Die Menschen sind sehr freundlich und rufen uns meist aufmunternde Worte und Gesten zu. Aber leider spricht hier kaum jemand Englisch. In den entlegeneren Gebieten leben die Menschen ohne fließend Wasser und Strom in Bambushütten und wir wirtschaften sehr einfach (Einbaum, Weben, Töpfern,…). Und doch hat immer wieder jemand ein Handy, bzw. haben viele einen Roller – eines der wichtigsten Fortbewegungsmittel auf der Insel.

Indonesien wird erst seit 2003 als demokratischer Staat wahrgenommen.  Das erklärt vielleicht auch teilweise,  weshalb in manchen Regionen der Fortschritt gerade erst einzuziehen scheint. Überall tauchen neue Autos auf, Strassen werden gebaut, Häuser aufgehübscht.

Manchmal geraten wir in große Kinderscharen und vermuten, dass Flores doch mehr als die landesdurchschnittlichen 2,4 Kinder/Paar hat. Überall Kinder. Und Kinder,  die Kinder auf dem Arm haben…

Und so kämpften wir uns die ersten Berge hoch. Von Ruteng im Landesinneren weichen wir spontan vom Trans-Flores-Highway ab und erkunden den Norden der Insel. Dazu gibt es wieder keine Informationen im Reiseführer und im Netz, aber in Ruteng gibt es einen netten älteren Herren, welcher als Hobby nach seiner Pensionierung von Jakarta in sein Heimatstadt zurückgezogen war und dort ein Cafe aufgemacht hat und sogar selbst Kaffee röstet. Von ihm erfahren wir, dass es in Reo an der Küste eine Pension gibt und dass der Rest der Küstenstrasse wahrscheinlich gut sei. Mit dem ersten Teil sollte er Recht behalten, mit dem zweiten nur teilweise… Nach 60km Abfahrt und einem Besuch bei dem Fundort des Homo florensiensis finden wir ein gut gepflegtes “Losmen” und mit Hilfe des Google Translators bekommen wir sogar ein Zimmer.

Weiter geht es entlang der Küste. Immer wieder rauf und runter. In glühender Hitze. Am Ende verschwindet plötzlich die Strasse und in der Dunkelheit geht es über eine Schlammpiste weiter. Wir blieben tapfer und landen bei einem Franzosen, der deutscher nicht sein könnte. Alles öko, Solarplatten auf dem Dach, Golfrasen und ein fixes Konzept für seine Lodge. Wir blieben länger und genossen die Idylle.

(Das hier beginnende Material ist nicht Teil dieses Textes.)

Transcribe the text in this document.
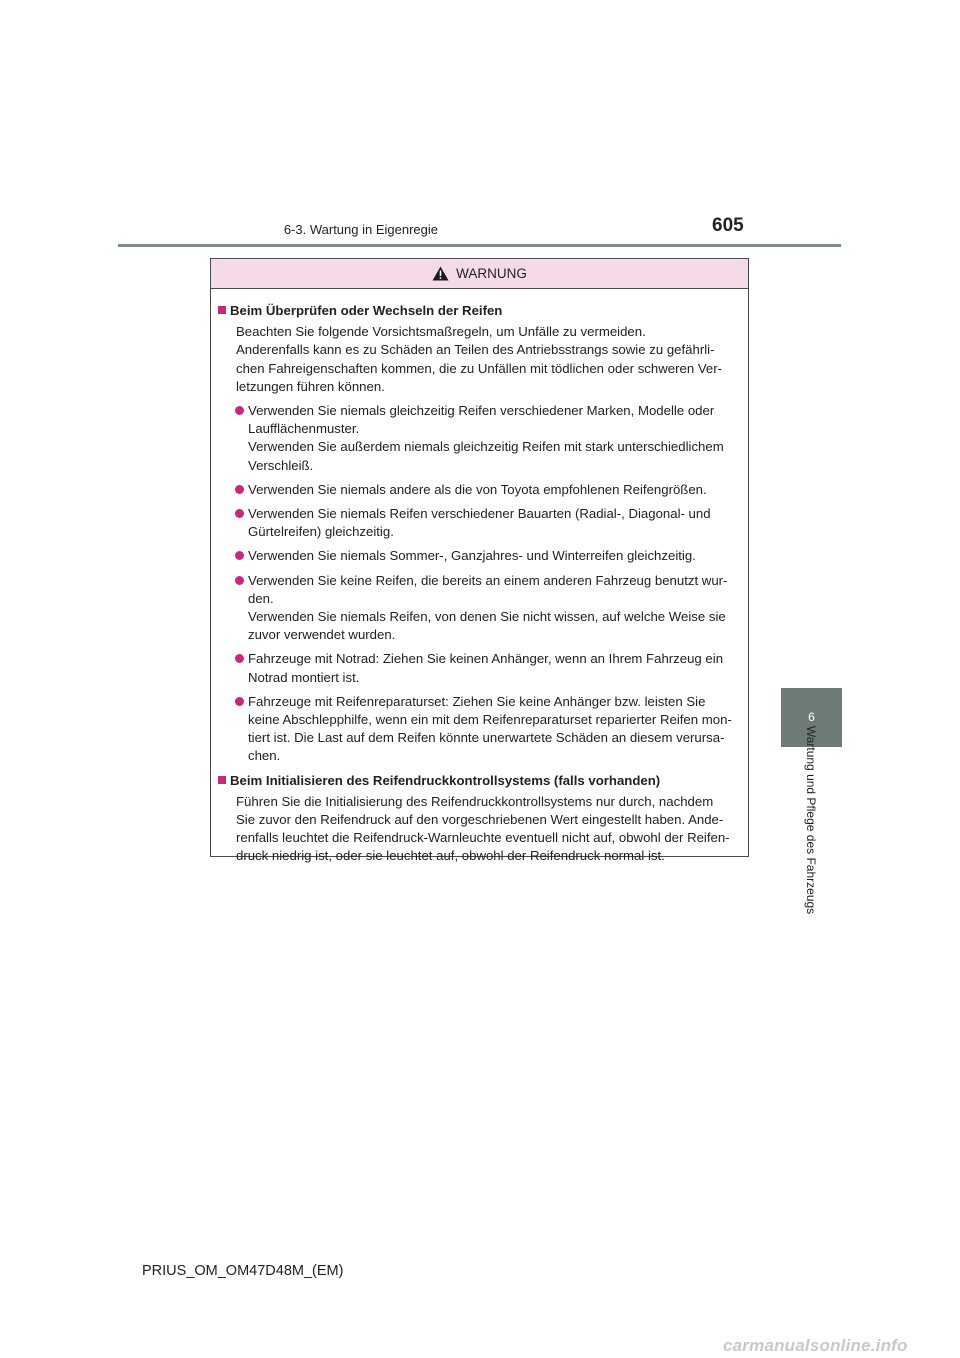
6-3. Wartung in Eigenregie	605
6
Wartung und Pflege des Fahrzeugs
WARNUNG
Beim Überprüfen oder Wechseln der Reifen
Beachten Sie folgende Vorsichtsmaßregeln, um Unfälle zu vermeiden.
Anderenfalls kann es zu Schäden an Teilen des Antriebsstrangs sowie zu gefährli-
chen Fahreigenschaften kommen, die zu Unfällen mit tödlichen oder schweren Ver-
letzungen führen können.
Verwenden Sie niemals gleichzeitig Reifen verschiedener Marken, Modelle oder
Laufflächenmuster.
Verwenden Sie außerdem niemals gleichzeitig Reifen mit stark unterschiedlichem
Verschleiß.
Verwenden Sie niemals andere als die von Toyota empfohlenen Reifengrößen.
Verwenden Sie niemals Reifen verschiedener Bauarten (Radial-, Diagonal- und
Gürtelreifen) gleichzeitig.
Verwenden Sie niemals Sommer-, Ganzjahres- und Winterreifen gleichzeitig.
Verwenden Sie keine Reifen, die bereits an einem anderen Fahrzeug benutzt wur-
den.
Verwenden Sie niemals Reifen, von denen Sie nicht wissen, auf welche Weise sie
zuvor verwendet wurden.
Fahrzeuge mit Notrad: Ziehen Sie keinen Anhänger, wenn an Ihrem Fahrzeug ein
Notrad montiert ist.
Fahrzeuge mit Reifenreparaturset: Ziehen Sie keine Anhänger bzw. leisten Sie
keine Abschlepphilfe, wenn ein mit dem Reifenreparaturset reparierter Reifen mon-
tiert ist. Die Last auf dem Reifen könnte unerwartete Schäden an diesem verursa-
chen.
Beim Initialisieren des Reifendruckkontrollsystems (falls vorhanden)
Führen Sie die Initialisierung des Reifendruckkontrollsystems nur durch, nachdem
Sie zuvor den Reifendruck auf den vorgeschriebenen Wert eingestellt haben. Ande-
renfalls leuchtet die Reifendruck-Warnleuchte eventuell nicht auf, obwohl der Reifen-
druck niedrig ist, oder sie leuchtet auf, obwohl der Reifendruck normal ist.
PRIUS_OM_OM47D48M_(EM)
carmanualsonline.info
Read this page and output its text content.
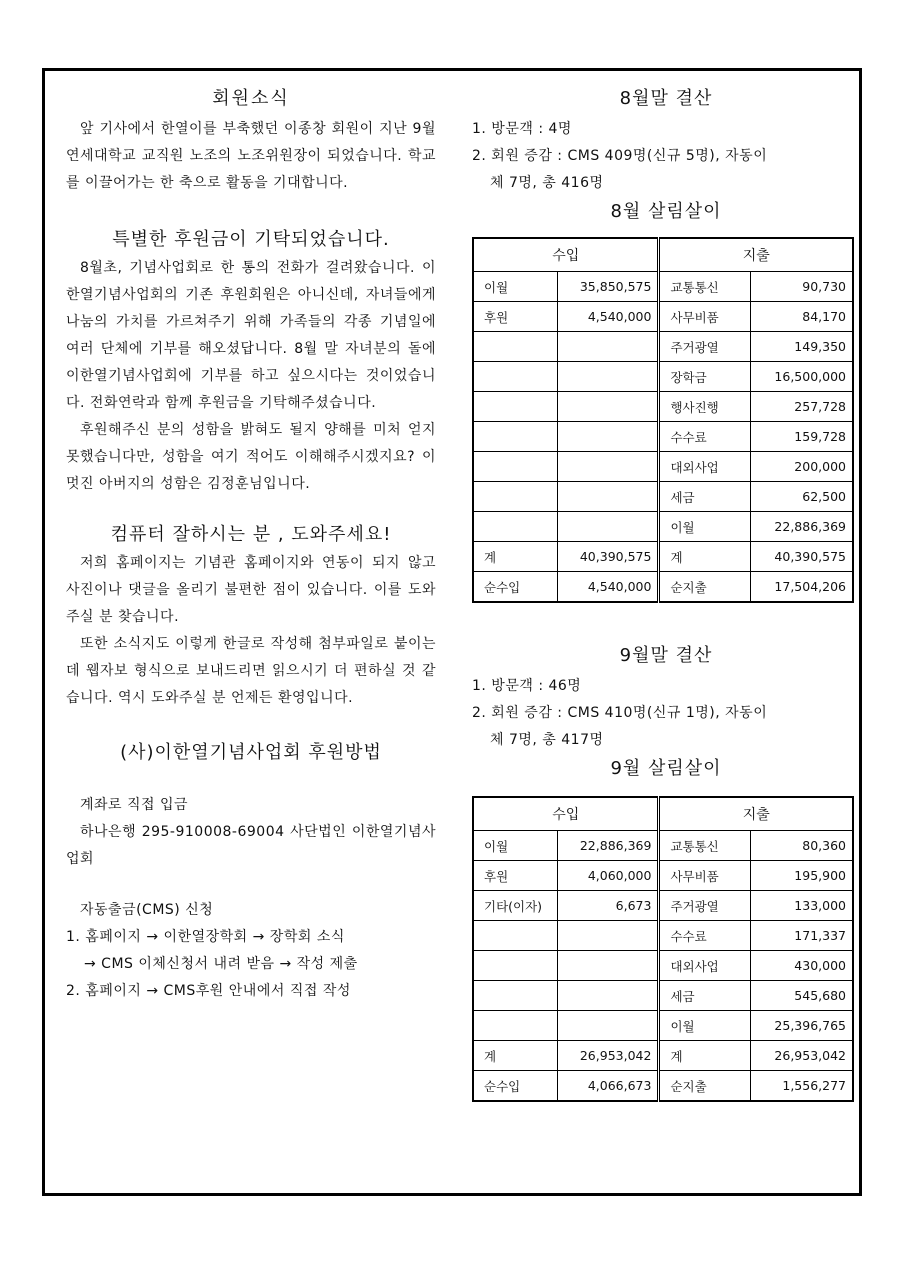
회원소식

앞 기사에서 한열이를 부축했던 이종창 회원이 지난 9월 연세대학교 교직원 노조의 노조위원장이 되었습니다. 학교를 이끌어가는 한 축으로 활동을 기대합니다.

특별한 후원금이 기탁되었습니다.

8월초, 기념사업회로 한 통의 전화가 걸려왔습니다. 이한열기념사업회의 기존 후원회원은 아니신데, 자녀들에게 나눔의 가치를 가르쳐주기 위해 가족들의 각종 기념일에 여러 단체에 기부를 해오셨답니다. 8월 말 자녀분의 돌에 이한열기념사업회에 기부를 하고 싶으시다는 것이었습니다. 전화연락과 함께 후원금을 기탁해주셨습니다.

후원해주신 분의 성함을 밝혀도 될지 양해를 미처 얻지 못했습니다만, 성함을 여기 적어도 이해해주시겠지요? 이 멋진 아버지의 성함은 김정훈님입니다.

컴퓨터 잘하시는 분 , 도와주세요!

저희 홈페이지는 기념관 홈페이지와 연동이 되지 않고 사진이나 댓글을 올리기 불편한 점이 있습니다. 이를 도와주실 분 찾습니다.

또한 소식지도 이렇게 한글로 작성해 첨부파일로 붙이는데 웹자보 형식으로 보내드리면 읽으시기 더 편하실 것 같습니다. 역시 도와주실 분 언제든 환영입니다.

(사)이한열기념사업회 후원방법

계좌로 직접 입금

하나은행 295-910008-69004 사단법인 이한열기념사업회

자동출금(CMS) 신청

1. 홈페이지 → 이한열장학회 → 장학회 소식

→ CMS 이체신청서 내려 받음 → 작성 제출

2. 홈페이지 → CMS후원 안내에서 직접 작성

8월말 결산

1. 방문객 : 4명

2. 회원 증감 : CMS 409명(신규 5명), 자동이

체 7명, 총 416명

8월 살림살이
수입		지출	
이월	35,850,575	교통통신	90,730
후원	4,540,000	사무비품	84,170
		주거광열	149,350
		장학금	16,500,000
		행사진행	257,728
		수수료	159,728
		대외사업	200,000
		세금	62,500
		이월	22,886,369
계	40,390,575	계	40,390,575
순수입	4,540,000	순지출	17,504,206
9월말 결산

1. 방문객 : 46명

2. 회원 증감 : CMS 410명(신규 1명), 자동이

체 7명, 총 417명

9월 살림살이
수입		지출	
이월	22,886,369	교통통신	80,360
후원	4,060,000	사무비품	195,900
기타(이자)	6,673	주거광열	133,000
		수수료	171,337
		대외사업	430,000
		세금	545,680
		이월	25,396,765
계	26,953,042	계	26,953,042
순수입	4,066,673	순지출	1,556,277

PS: Optimierumgsversuche bezüglich der Nachtruhe wurden an allen Orten durch bösartige Hähne zunichte gemacht, welche gegen 4:30 in der Früh die Bemühungen der Muezzine mehr als übertrafen.

211 Comments

  1. Wieder schöne Bilder, besonders das mit dem “Riesen Dirk”. Sind wirklich alle sehr klein? Habt Ihr auch schon Ostereier gesehen? Herzliche Grüße aus Dömitz auch von den Berlinern

  2. Lieber Dirk, Ich bin zur Überzeugung gelangt, dass es sich bei Eurem Reisetagebuch um die Fragmente einer Ethnographie handelt. Es macht Spass, sie zu lesen, und eigentlich sind die Beschreibungen noch eindrücklicher als die (bereits grandiosen) Photographien. Nun bist Du also auf die Seite der literarischen Wissenschaften gewechselt. (Willkommen im Club). Könntest Du noch mehr über den kaffeeröstenden älteren Herrn berichten? Wäre interessant, warum der von Jakarta zurück in seinen Heimatort gegangen ist. Gruß, k.